Record-high deliveries take a toll on rent growth

With almost 1 million units under construction as of September, rent growth for four- and five-star units has taken a dive. These high-end apartments comprise 70 percent of the units currently under construction, Lybik said, and the vacancy rate for this class has reached 9.6 percent.

The oversupply issue is especially dire in the formerly hot markets of the Sun Belt, with Austin and Atlanta seeing the greatest declines in rent growth. Supply in Sun Belt markets has grown 64 percent since 2019, he said, compared to only 8 percent in the rest of the country.

On the other hand, the minimal new construction in the Midwest has propelled this region to the #1 position for rent growth, with the Northeast close on its heels. The top five markets for rent growth in the third quarter were Northern New Jersey, Cincinnati, Chicago, Indianapolis, and Boston.

 

2024 offers a positive outlook

With suboptimal market conditions, 2023 has been a challenging year for the multifamily industry, Lybik said. But he pointed to several bright spots in the forecast, such as the growth in mid-priced demand and asking rents.

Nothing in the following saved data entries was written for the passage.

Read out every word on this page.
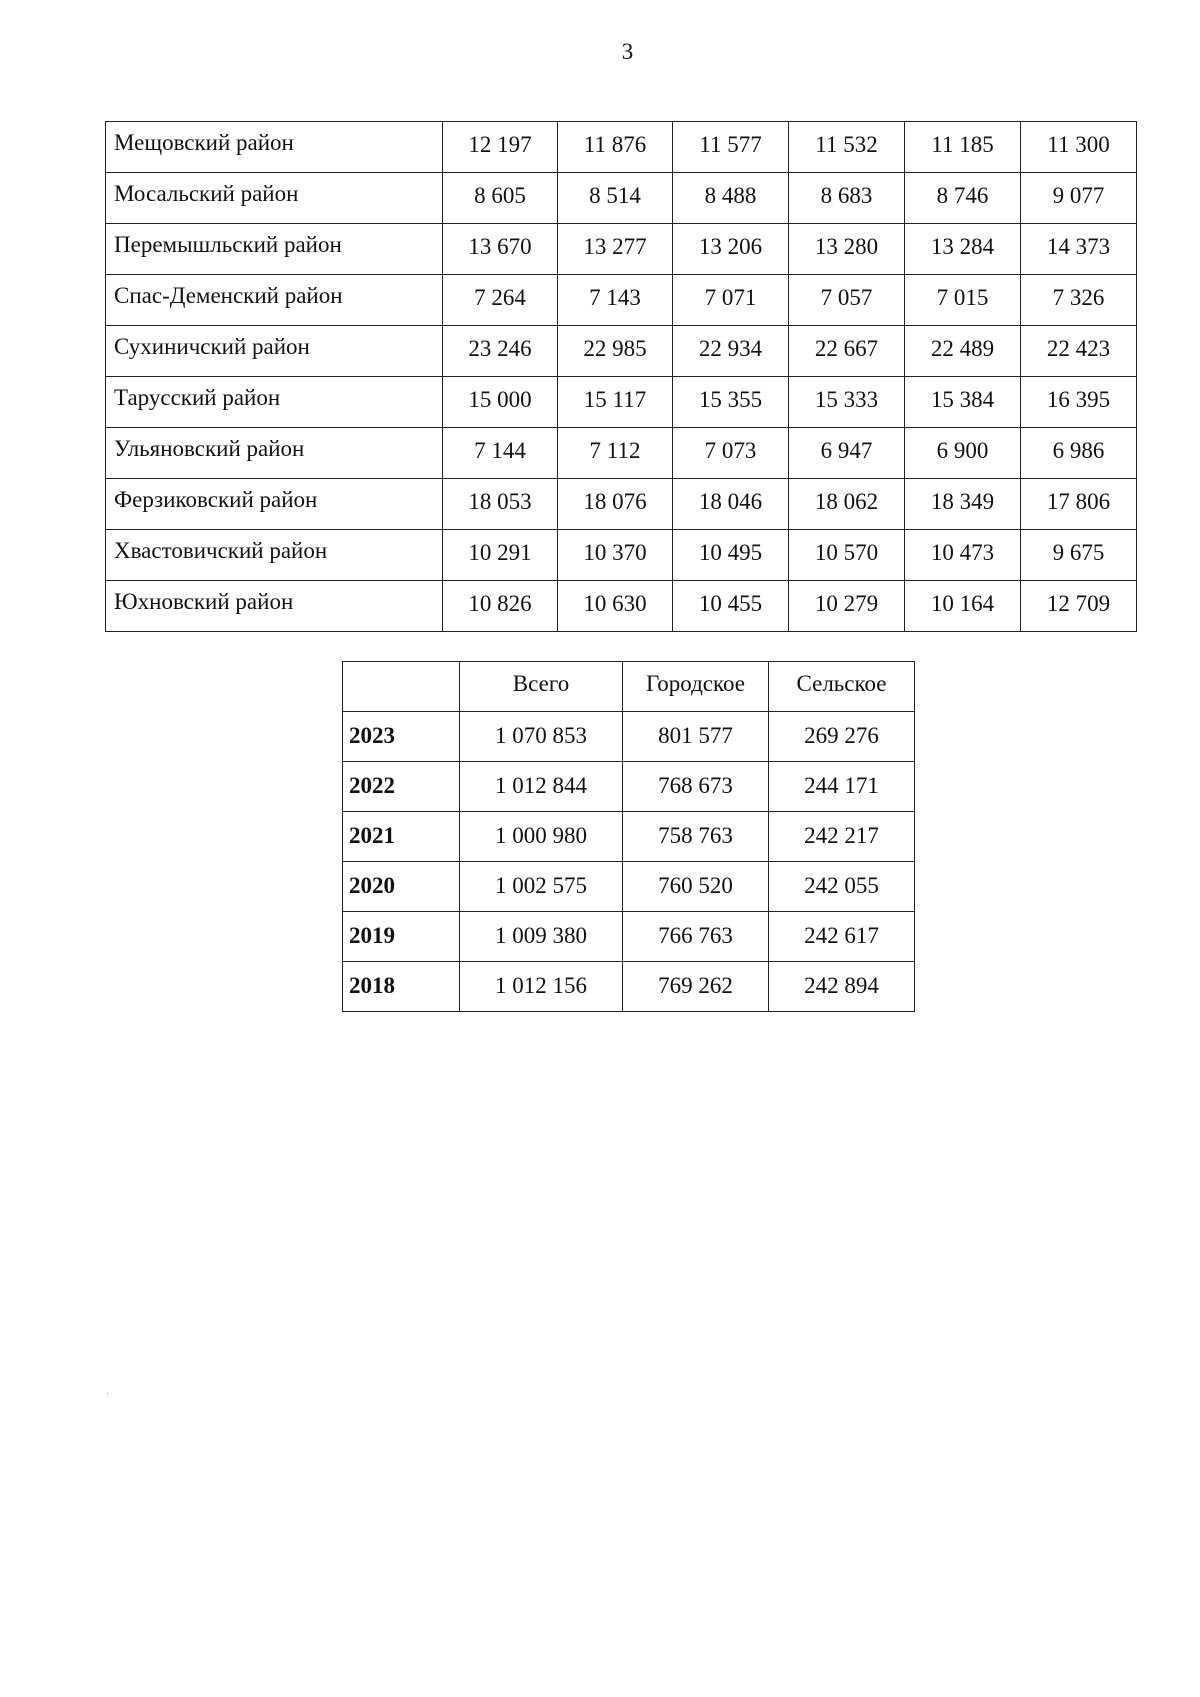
3
Мещовский район	12 197	11 876	11 577	11 532	11 185	11 300
Мосальский район	8 605	8 514	8 488	8 683	8 746	9 077
Перемышльский район	13 670	13 277	13 206	13 280	13 284	14 373
Спас-Деменский район	7 264	7 143	7 071	7 057	7 015	7 326
Сухиничский район	23 246	22 985	22 934	22 667	22 489	22 423
Тарусский район	15 000	15 117	15 355	15 333	15 384	16 395
Ульяновский район	7 144	7 112	7 073	6 947	6 900	6 986
Ферзиковский район	18 053	18 076	18 046	18 062	18 349	17 806
Хвастовичский район	10 291	10 370	10 495	10 570	10 473	9 675
Юхновский район	10 826	10 630	10 455	10 279	10 164	12 709
	Всего	Городское	Сельское
2023	1 070 853	801 577	269 276
2022	1 012 844	768 673	244 171
2021	1 000 980	758 763	242 217
2020	1 002 575	760 520	242 055
2019	1 009 380	766 763	242 617
2018	1 012 156	769 262	242 894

“Hopefully, the rebound in middle-market demand will continue to grow for the remainder of this year and into 2024,” he said. “If so, it could stabilize the multifamily sector and set the stage for a recovery.”

Looking ahead, CoStar projects positive rent growth for all major markets in 2024, with over half outpacing their pre-pandemic five-year averages.

Recovery will be slower for oversaturated Sun Belt markets, and the nationwide prospect of recession still looms as a potential risk for multifamily.